Der 1. Strafsenat des Bundesgerichtshofs hat nach Anhörung des Generalbundesanwalts am 19. Mai 1981 gemäß § 349 Abs. 4 StPO einstimmig

Tenor

Auf die Revision des Angeklagten wird das Urteil des Landgerichts Landshut vom 22. Januar 1981 mit den Feststellungen aufgehoben.

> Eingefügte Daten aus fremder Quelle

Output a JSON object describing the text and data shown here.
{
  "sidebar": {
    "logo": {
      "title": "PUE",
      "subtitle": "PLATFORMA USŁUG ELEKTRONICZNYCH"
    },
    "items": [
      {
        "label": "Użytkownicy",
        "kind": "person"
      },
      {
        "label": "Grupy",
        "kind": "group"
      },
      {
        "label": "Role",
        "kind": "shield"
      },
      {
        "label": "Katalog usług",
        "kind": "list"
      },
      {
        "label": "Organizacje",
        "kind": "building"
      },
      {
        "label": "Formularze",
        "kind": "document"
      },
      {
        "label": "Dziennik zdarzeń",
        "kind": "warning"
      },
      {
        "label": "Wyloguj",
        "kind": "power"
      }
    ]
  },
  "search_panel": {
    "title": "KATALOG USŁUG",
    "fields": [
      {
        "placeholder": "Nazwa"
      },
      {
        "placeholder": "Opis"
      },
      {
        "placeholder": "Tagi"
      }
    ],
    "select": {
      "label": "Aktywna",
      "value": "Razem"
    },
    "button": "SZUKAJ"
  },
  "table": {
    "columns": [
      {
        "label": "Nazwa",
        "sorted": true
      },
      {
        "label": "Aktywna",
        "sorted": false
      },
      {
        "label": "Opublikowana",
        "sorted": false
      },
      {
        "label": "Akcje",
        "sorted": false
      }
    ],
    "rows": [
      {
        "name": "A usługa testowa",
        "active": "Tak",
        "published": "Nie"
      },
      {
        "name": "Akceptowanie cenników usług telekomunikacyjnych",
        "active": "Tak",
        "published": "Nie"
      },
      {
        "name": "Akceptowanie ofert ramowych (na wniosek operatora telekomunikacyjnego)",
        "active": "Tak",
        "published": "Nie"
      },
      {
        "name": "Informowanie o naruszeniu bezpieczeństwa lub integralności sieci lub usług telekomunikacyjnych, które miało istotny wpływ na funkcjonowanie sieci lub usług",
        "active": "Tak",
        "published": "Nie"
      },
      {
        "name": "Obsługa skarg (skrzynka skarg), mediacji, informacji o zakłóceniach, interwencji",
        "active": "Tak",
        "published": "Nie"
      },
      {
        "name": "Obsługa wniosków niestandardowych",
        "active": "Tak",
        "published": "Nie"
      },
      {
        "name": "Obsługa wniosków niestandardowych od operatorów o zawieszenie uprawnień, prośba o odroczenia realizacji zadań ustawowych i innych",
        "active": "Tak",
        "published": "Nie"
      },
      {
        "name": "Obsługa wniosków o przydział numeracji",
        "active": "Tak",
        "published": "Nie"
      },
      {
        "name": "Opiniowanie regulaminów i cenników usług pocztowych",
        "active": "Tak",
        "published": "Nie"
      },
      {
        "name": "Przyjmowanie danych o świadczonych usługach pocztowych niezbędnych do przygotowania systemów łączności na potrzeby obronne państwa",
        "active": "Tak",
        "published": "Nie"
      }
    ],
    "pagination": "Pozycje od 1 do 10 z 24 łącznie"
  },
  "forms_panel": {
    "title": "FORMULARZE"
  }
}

Die Sache wird zu neuer Verhandlung und Entscheidung, auch über die Kosten des Rechtsmittels, an eine andere Strafkammer des Landgerichts zurückverwiesen.

Gründe

Der Schuldspruch wegen schwerer räuberischer Erpressung hält rechtlicher Nachprüfung nicht stand. Insbesondere hat die Strafkammer keine Feststellungen zur subjektiven Tatseite getroffen. Auch aus dem Gesamtzusammenhang der Urteilsgründe lassen sich Erpressungsvorsatz und Bereicherungsabsicht nicht entnehmen. Nach den Feststellungen wies der Angeklagte zur Tatzeit einen Blutalkoholgehalt von höchstens 3,16 ‰ und mindestens 1,62 ‰ auf (UA S. 7 f.). Offenbar war der Angeklagte dem Taxifahrer nicht unbekannt (UA S. 5); letzterer kannte auch Namen und Anschrift des Angeklagten (UA S. 5/6). Auf den von der Taxiuhr angezeigten Fahrpreis von DM 10,30 hatte der Angeklagte vor der Tat bereits seine restliche Barschaft von DM 5,– bezahlt; auch hat er sich von seinem Vater trotz der Nachtzeit weitere DM 2,– beschafft, die er dann dem Taxifahrer reichte (UA S. 6), offenbar in der Meinung, der Fahrpreis betrage nur DM 7,–. Es versteht sich unter diesen Umständen nicht von selbst, dass sich der Angeklagte der Bezahlung des strittigen Restfahrpreises von DM 3,30 durch eine Bedrohung des Taxifahrers mit der Gaspistole endgültig entziehen wollte.